What is changing in Frontier Benchmarks AI. Each entry is signed with its date and tag — no retroactive edits.

7 entries · last: 2026-05-01 · RSS feed

Tags

  • data (1) score updates, pricing, new models
  • product (5) new features (views, tools, UI)
  • methodology (1) criterion, formula, definition changes
  1. Cross-provider Pricing Calculator

    product

    Estimated monthly TCO per model + provider. Inputs: M tokens input/output/cached. Compares up to 12 models sorted ascending by cost. Cache support when the provider exposes it.

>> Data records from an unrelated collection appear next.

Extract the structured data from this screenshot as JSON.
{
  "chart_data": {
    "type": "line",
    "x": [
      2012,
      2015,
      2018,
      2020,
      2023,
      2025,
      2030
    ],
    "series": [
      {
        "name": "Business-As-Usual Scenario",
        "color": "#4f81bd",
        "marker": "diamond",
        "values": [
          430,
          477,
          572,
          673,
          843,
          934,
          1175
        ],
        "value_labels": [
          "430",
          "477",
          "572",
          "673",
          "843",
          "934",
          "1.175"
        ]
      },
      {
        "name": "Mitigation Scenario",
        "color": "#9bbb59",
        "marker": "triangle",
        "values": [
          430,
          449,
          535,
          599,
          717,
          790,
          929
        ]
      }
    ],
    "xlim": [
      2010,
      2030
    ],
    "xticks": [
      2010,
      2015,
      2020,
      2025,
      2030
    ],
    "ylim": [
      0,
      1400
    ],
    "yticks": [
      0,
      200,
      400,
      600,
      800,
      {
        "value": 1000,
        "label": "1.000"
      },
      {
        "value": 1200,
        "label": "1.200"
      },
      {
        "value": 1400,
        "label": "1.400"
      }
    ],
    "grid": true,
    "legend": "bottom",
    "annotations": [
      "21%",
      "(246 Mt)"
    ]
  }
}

  2. Use Case Wizard recommender

    product

    4-step wizard to recommend the top 3 models per use case (coding, math, writing, vision, agent, RAG, summarization, translation). Composite = baseScore × coverage × priorityFactor.

  3. Head-to-head Battle Mode

    product

    Side-by-side comparison of 2-4 models benchmark by benchmark. Shareable URL with ?models=a,b,c. Global verdict with winner by wins, abstentions when no score.

  4. Hardware Compatibility Checker

    product

    Detects browser GPU/RAM/CPU (with honest Firefox/Safari limitations) and classifies each model into S/A/B/C/D/F tiers based on available VRAM and quantization. Multi-GPU 1-8.

  5. Open-source model enrichment

    data

    Added total params, active params (MoE), license, cross-provider pricing and install commands (Ollama / LM Studio / vLLM) to the main open-weight models.

  6. Definition of "comparable" in battles

    methodology

    A benchmark is comparable only if 2+ models in the battle have a published score. If a model has no score, it counts as abstained (does not affect winRate).

  7. Frontier Benchmarks AI launch

    product

    First public version of the atlas. 62 models, 32 benchmarks, 25 companies. Catalog, individual Models, Benchmarks, Companies, Methodology and Download single-file views.